ALİ MAHİR BAŞARIR (Mersin) - Geçen hafta burada Sayın Bakanlar konuştu, eski Bakanlar konuştu "Uzaya gidiyoruz." dedi. Evet, gidelim, çok güzel ama biz daha Türkiye'nin herhangi bir yerindeki yurdun 3'üncü katına çıkamıyoruz. Dönüp ülkenin durumuna baksınlar, bu ülkede yatırım yapılsın ama önce çocuklara, okullara, yurtlara ve bu ülkenin öğrencilerine yapılsın, onlar geleceğimiz.
Varlık Fonu... Türkiye Varlık Fonu denetim raporları nerede ben soruyorum. Sayıştay incelemeliydi, Sayıştayın denetimindeydi ama burayı aldılar, özel denetçilere verdiler.

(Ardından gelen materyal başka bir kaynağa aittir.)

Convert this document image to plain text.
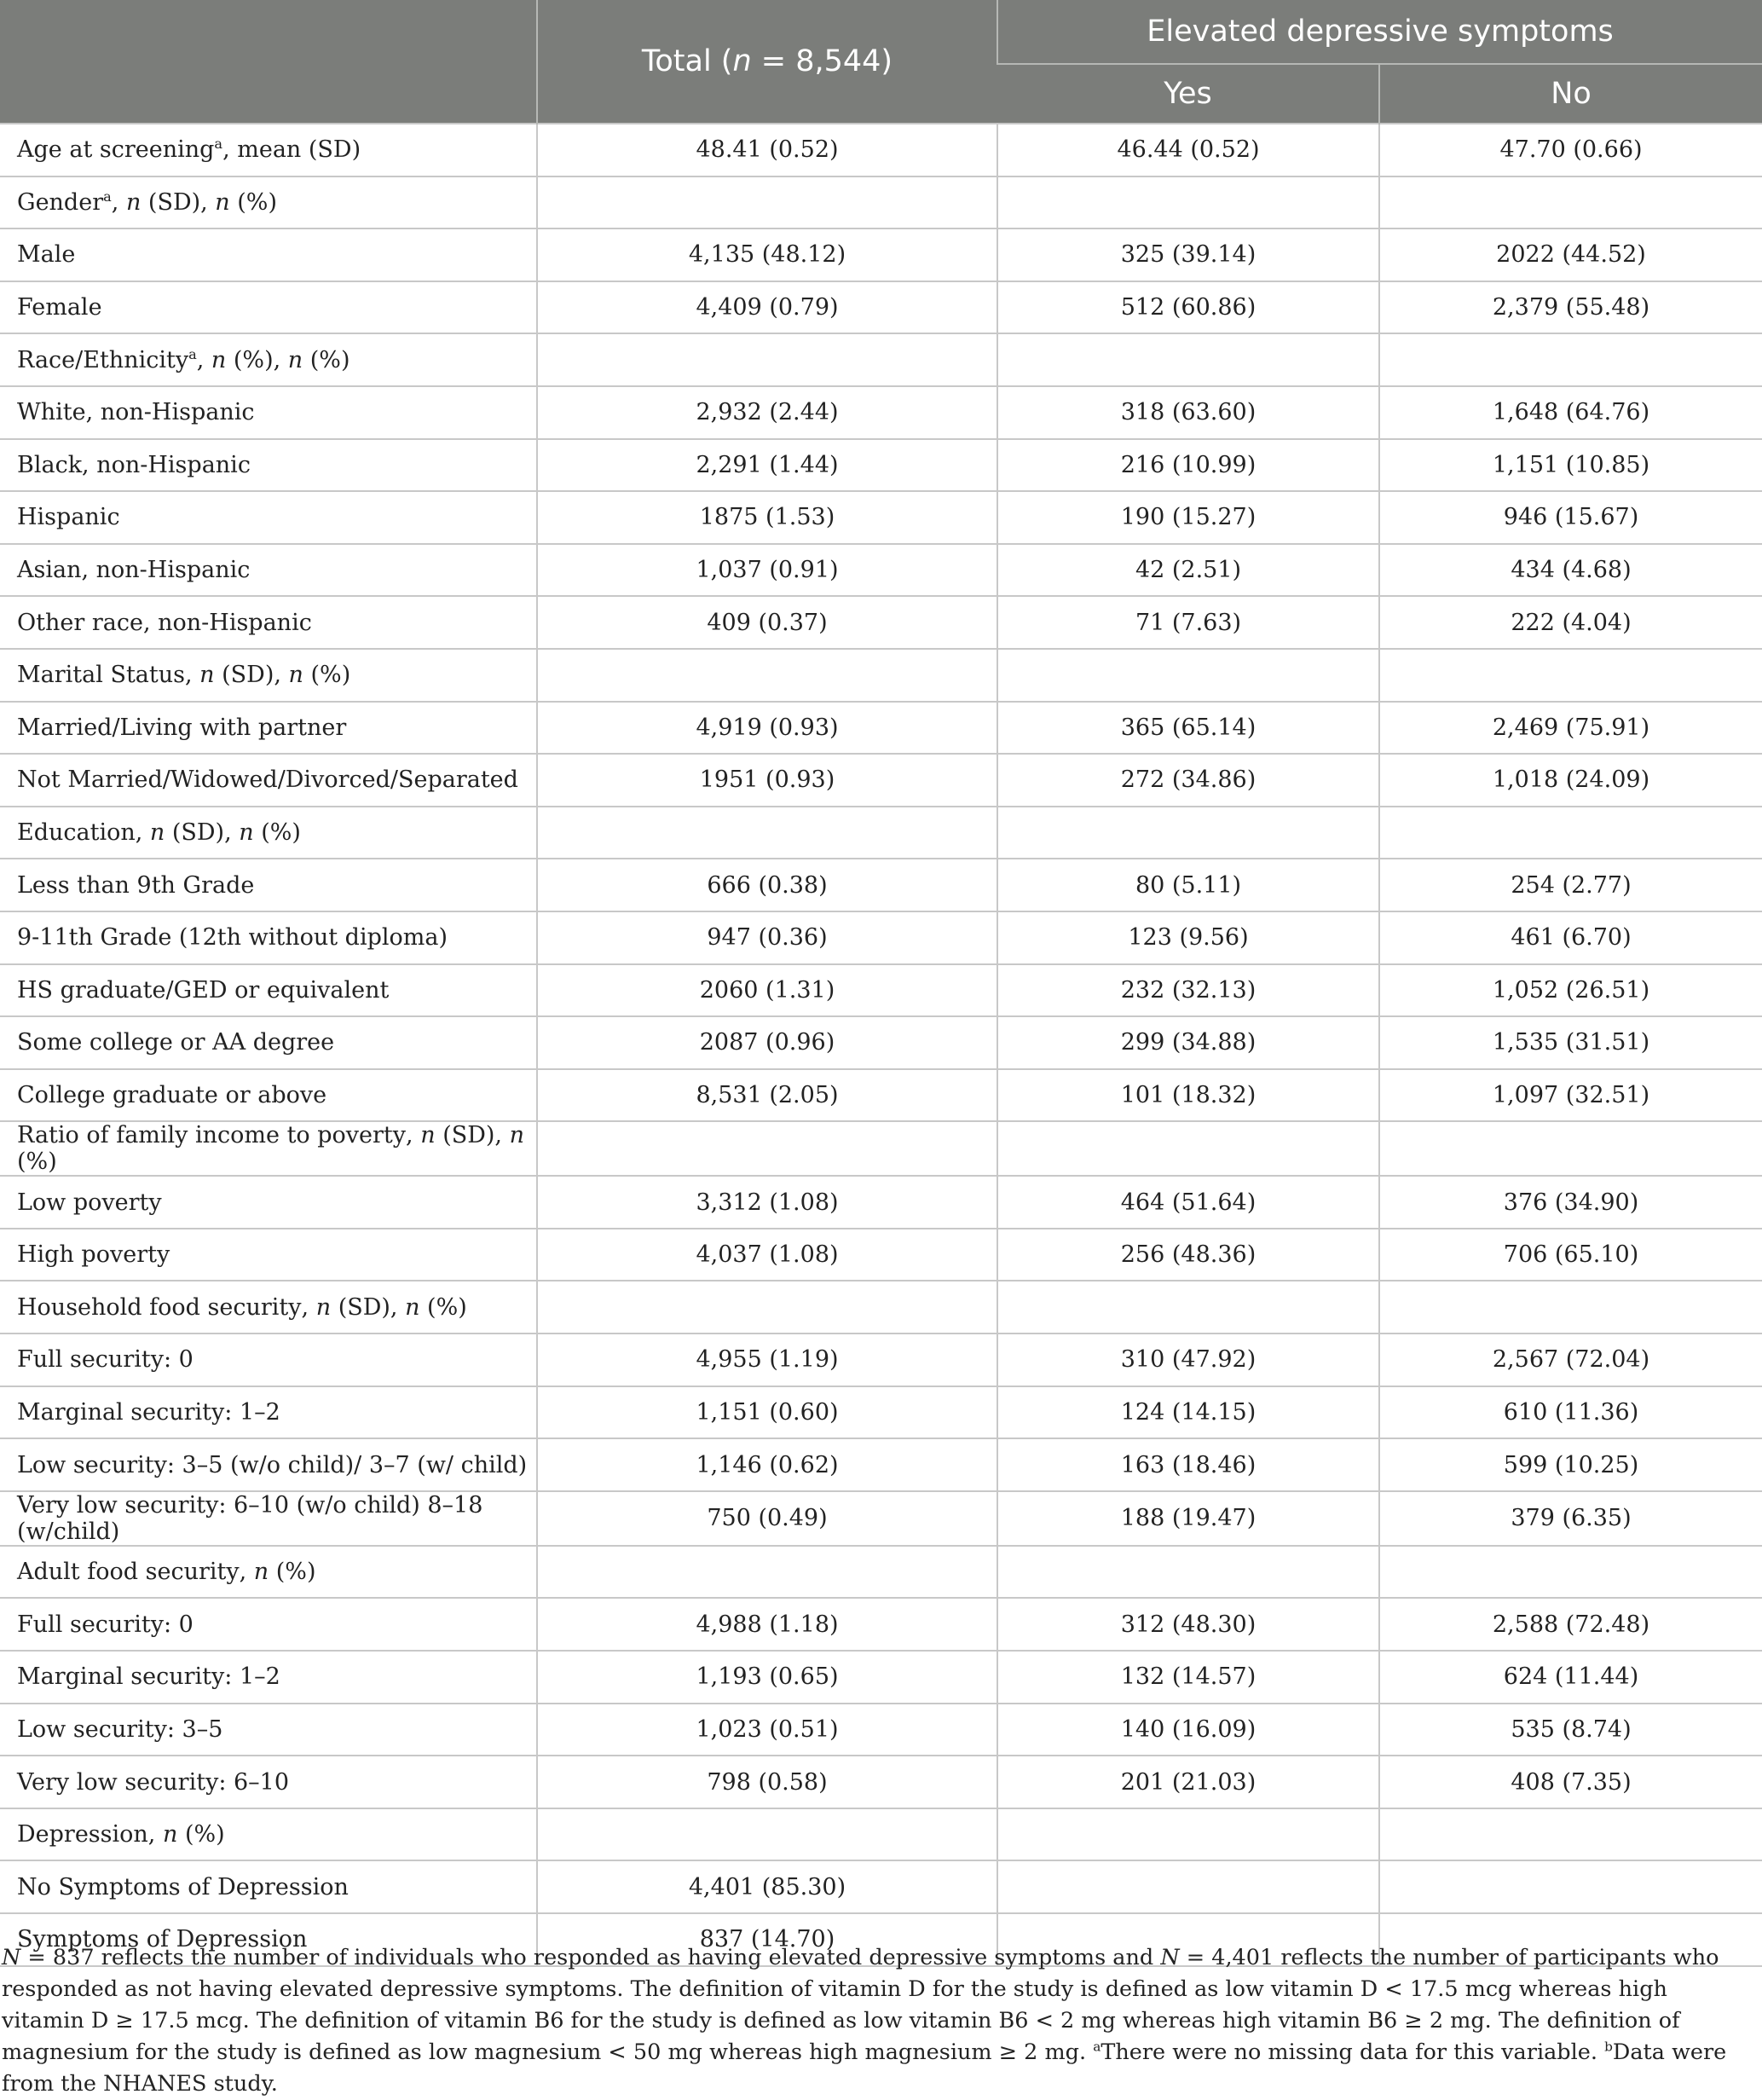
	Total (n = 8,544)	Elevated depressive symptoms	
		Yes	No
Age at screening$^a$, mean (SD)	48.41 (0.52)	46.44 (0.52)	47.70 (0.66)
Gender$^a$, n (SD), n (%)			
Male	4,135 (48.12)	325 (39.14)	2022 (44.52)
Female	4,409 (0.79)	512 (60.86)	2,379 (55.48)
Race/Ethnicity$^a$, n (%), n (%)			
White, non-Hispanic	2,932 (2.44)	318 (63.60)	1,648 (64.76)
Black, non-Hispanic	2,291 (1.44)	216 (10.99)	1,151 (10.85)
Hispanic	1875 (1.53)	190 (15.27)	946 (15.67)
Asian, non-Hispanic	1,037 (0.91)	42 (2.51)	434 (4.68)
Other race, non-Hispanic	409 (0.37)	71 (7.63)	222 (4.04)
Marital Status, n (SD), n (%)			
Married/Living with partner	4,919 (0.93)	365 (65.14)	2,469 (75.91)
Not Married/Widowed/Divorced/Separated	1951 (0.93)	272 (34.86)	1,018 (24.09)
Education, n (SD), n (%)			
Less than 9th Grade	666 (0.38)	80 (5.11)	254 (2.77)
9-11th Grade (12th without diploma)	947 (0.36)	123 (9.56)	461 (6.70)
HS graduate/GED or equivalent	2060 (1.31)	232 (32.13)	1,052 (26.51)
Some college or AA degree	2087 (0.96)	299 (34.88)	1,535 (31.51)
College graduate or above	8,531 (2.05)	101 (18.32)	1,097 (32.51)
Ratio of family income to poverty, n (SD), n (%)			
Low poverty	3,312 (1.08)	464 (51.64)	376 (34.90)
High poverty	4,037 (1.08)	256 (48.36)	706 (65.10)
Household food security, n (SD), n (%)			
Full security: 0	4,955 (1.19)	310 (47.92)	2,567 (72.04)
Marginal security: 1–2	1,151 (0.60)	124 (14.15)	610 (11.36)
Low security: 3–5 (w/o child)/ 3–7 (w/ child)	1,146 (0.62)	163 (18.46)	599 (10.25)
Very low security: 6–10 (w/o child) 8–18 (w/child)	750 (0.49)	188 (19.47)	379 (6.35)
Adult food security, n (%)			
Full security: 0	4,988 (1.18)	312 (48.30)	2,588 (72.48)
Marginal security: 1–2	1,193 (0.65)	132 (14.57)	624 (11.44)
Low security: 3–5	1,023 (0.51)	140 (16.09)	535 (8.74)
Very low security: 6–10	798 (0.58)	201 (21.03)	408 (7.35)
Depression, n (%)			
No Symptoms of Depression	4,401 (85.30)		
Symptoms of Depression	837 (14.70)		
N = 837 reflects the number of individuals who responded as having elevated depressive symptoms and N = 4,401 reflects the number of participants who responded as not having elevated depressive symptoms. The definition of vitamin D for the study is defined as low vitamin D < 17.5 mcg whereas high vitamin D ≥ 17.5 mcg. The definition of vitamin B6 for the study is defined as low vitamin B6 < 2 mg whereas high vitamin B6 ≥ 2 mg. The definition of magnesium for the study is defined as low magnesium < 50 mg whereas high magnesium ≥ 2 mg. $^a$There were no missing data for this variable. $^b$Data were from the NHANES study.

Bakın, burada 10 trilyonluk bir bütçeden bahsediyorum: Ziraat Bankası, Halkbank, Vakıfbank, Borsa İstanbul, Turkcell, sayıyorum, sayıyorum, sayıyorum; çok önemli şirketler. Peki, bu Fonun başında kim var? Sayın Recep Tayyip Erdoğan var.

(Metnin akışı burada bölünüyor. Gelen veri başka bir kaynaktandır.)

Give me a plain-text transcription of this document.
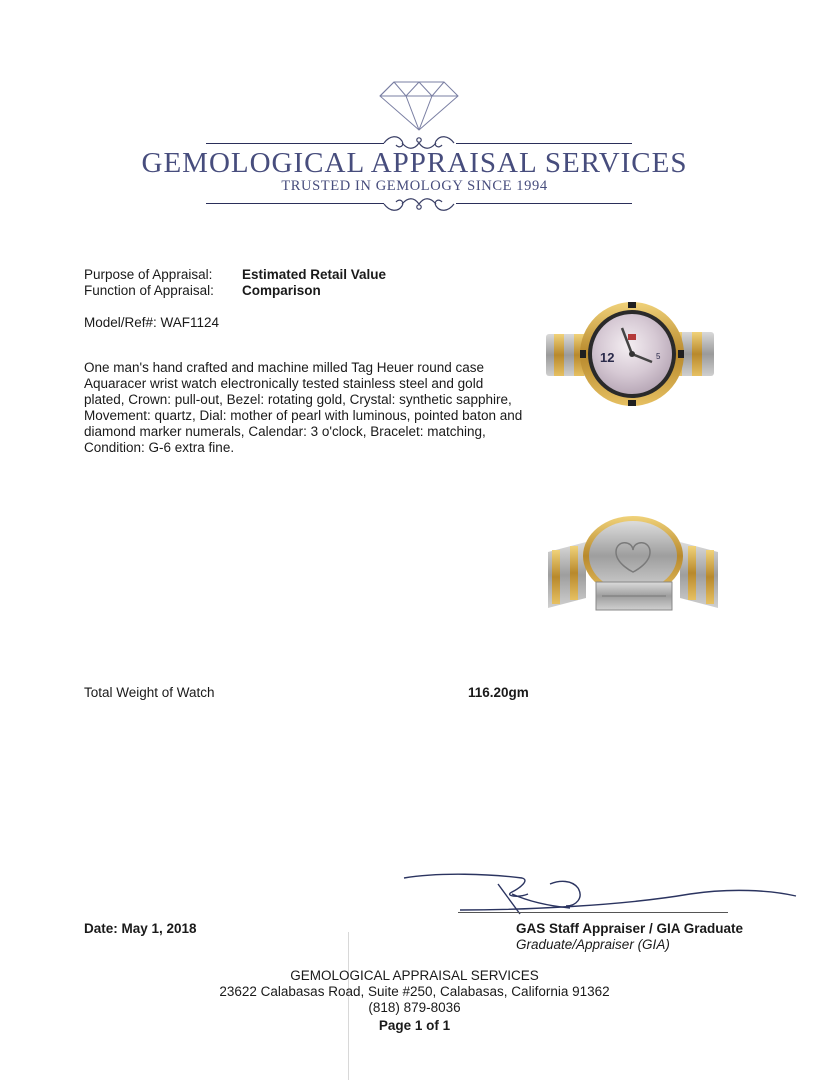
GEMOLOGICAL APPRAISAL SERVICES
TRUSTED IN GEMOLOGY SINCE 1994
Purpose of Appraisal: Estimated Retail Value
Function of Appraisal: Comparison
Model/Ref#: WAF1124
One man's hand crafted and machine milled Tag Heuer round case Aquaracer wrist watch electronically tested stainless steel and gold plated, Crown: pull-out, Bezel: rotating gold, Crystal: synthetic sapphire, Movement: quartz, Dial: mother of pearl with luminous, pointed baton and diamond marker numerals, Calendar: 3 o'clock, Bracelet: matching, Condition: G-6 extra fine.
12	5
Total Weight of Watch	116.20gm
Date: May 1, 2018	GAS Staff Appraiser / GIA Graduate
Graduate/Appraiser (GIA)
GEMOLOGICAL APPRAISAL SERVICES
23622 Calabasas Road, Suite #250, Calabasas, California 91362
(818) 879-8036
Page 1 of 1
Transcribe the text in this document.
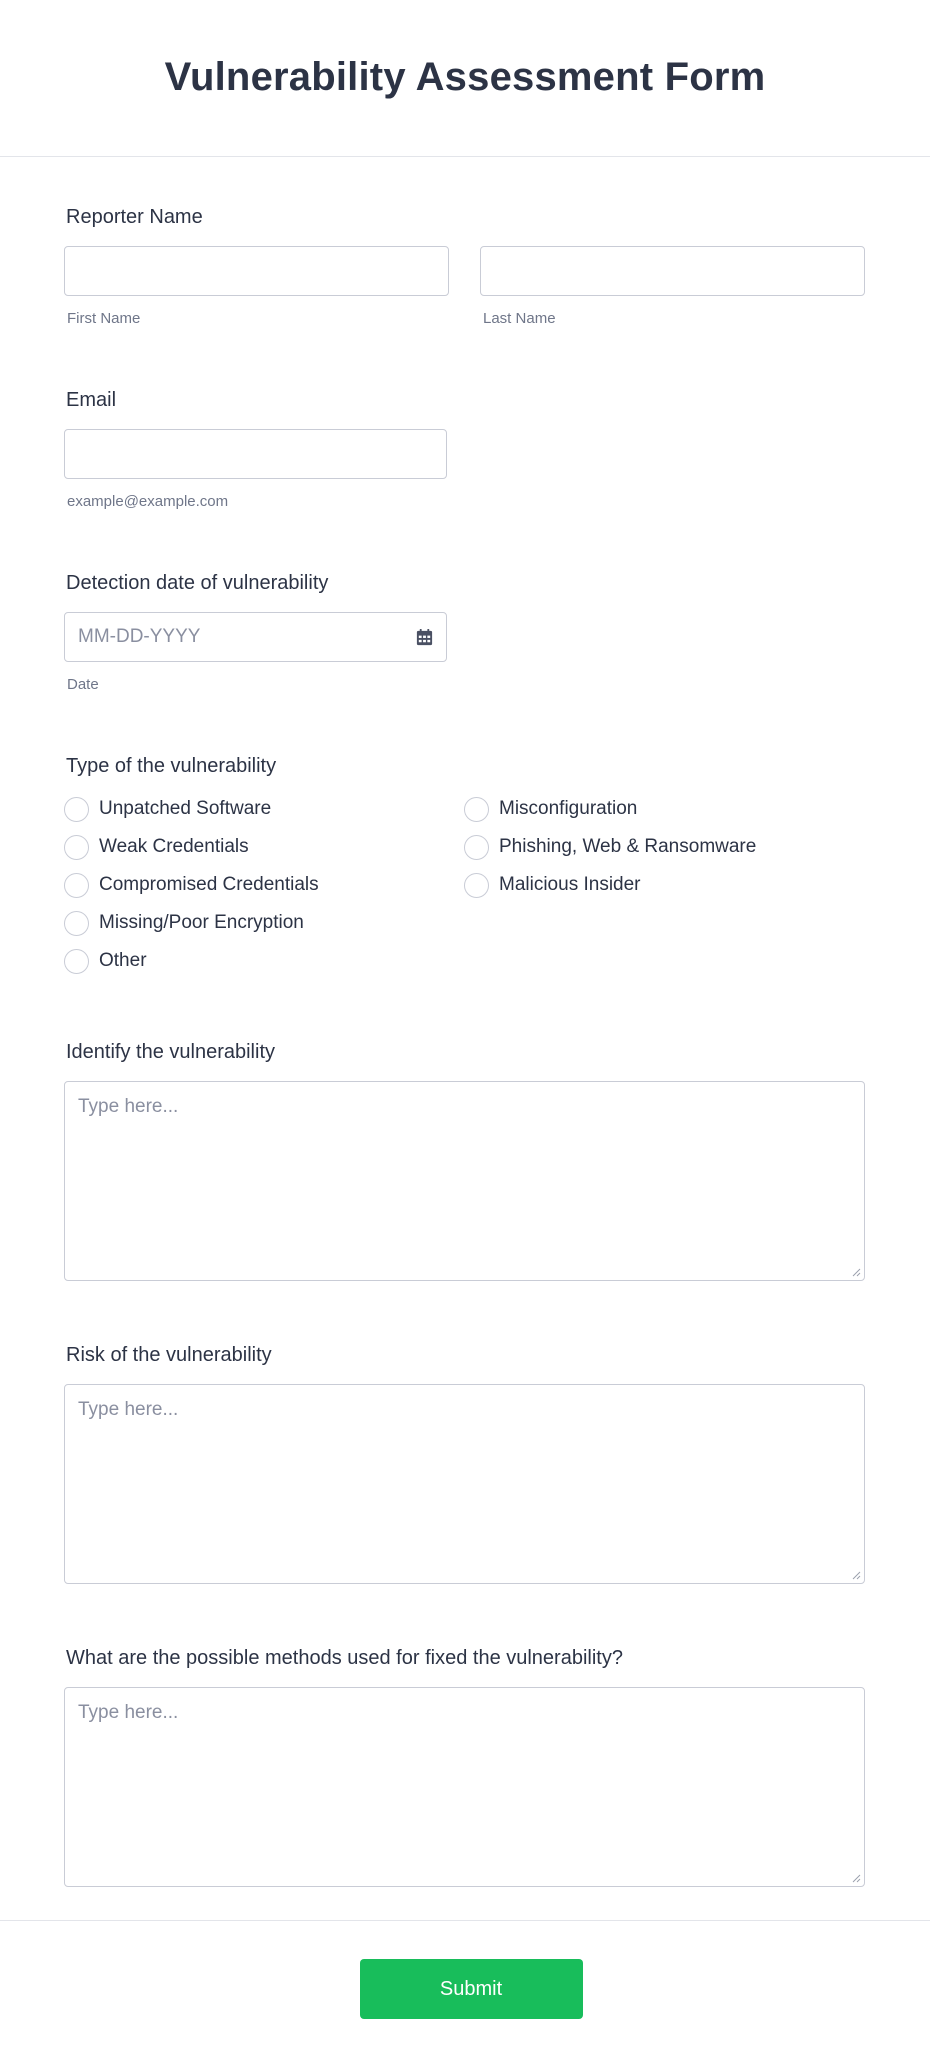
Vulnerability Assessment Form
Reporter Name
First Name	Last Name
Email
example@example.com
Detection date of vulnerability
MM-DD-YYYY
Date
Type of the vulnerability
Unpatched Software	Misconfiguration
Weak Credentials	Phishing, Web & Ransomware
Compromised Credentials	Malicious Insider
Missing/Poor Encryption
Other
Identify the vulnerability
Type here...
Risk of the vulnerability
Type here...
What are the possible methods used for fixed the vulnerability?
Type here...
Submit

(Mikrofon otomatik cihaz tarafından kapatıldı)
BAŞKAN - Buyurun Sayın Başarır.
ALİ MAHİR BAŞARIR (Mersin) - Bu Fonun başında Sayın Recep Tayyip Erdoğan var. Peki, başında olduğu şirkete denetçileri kim atıyor? Sayın Recep Tayyip Erdoğan atıyor. Kimi atıyor? Özel denetçileri. Dünyadaki tek ülkeyiz bir Cumhurbaşkanı kendi yönettiği Fonun denetimini de kendi yapıyor. Bir hukuk devletinde bu utanç verici bir manzaradır. Sayıştay incelemelidir, Sayıştay raporları Mecliste, komisyonlarda tartışılmalıdır ama bunu Sayıştay yapamıyor. Özel denetim raporları da hâlâ elimizde yok. Eğer bu ülkenin hazinesi, bu ülkenin parası bu kadar keyfî bir şekilde yönetilecekse buna herkes, en başta bu Meclis karşı çıkmalıdır; Meclise yapılan bir hakarettir, Meclisin yetki gasbıdır. 10 trilyonluk bir bütçe, Türkiye'nin göz bebeği bankalar ve şirketlerden bahsediyoruz. Bunun hesabı mutlaka sorulmalıdır diyorum, Genel Kurulu saygıyla selamlıyorum.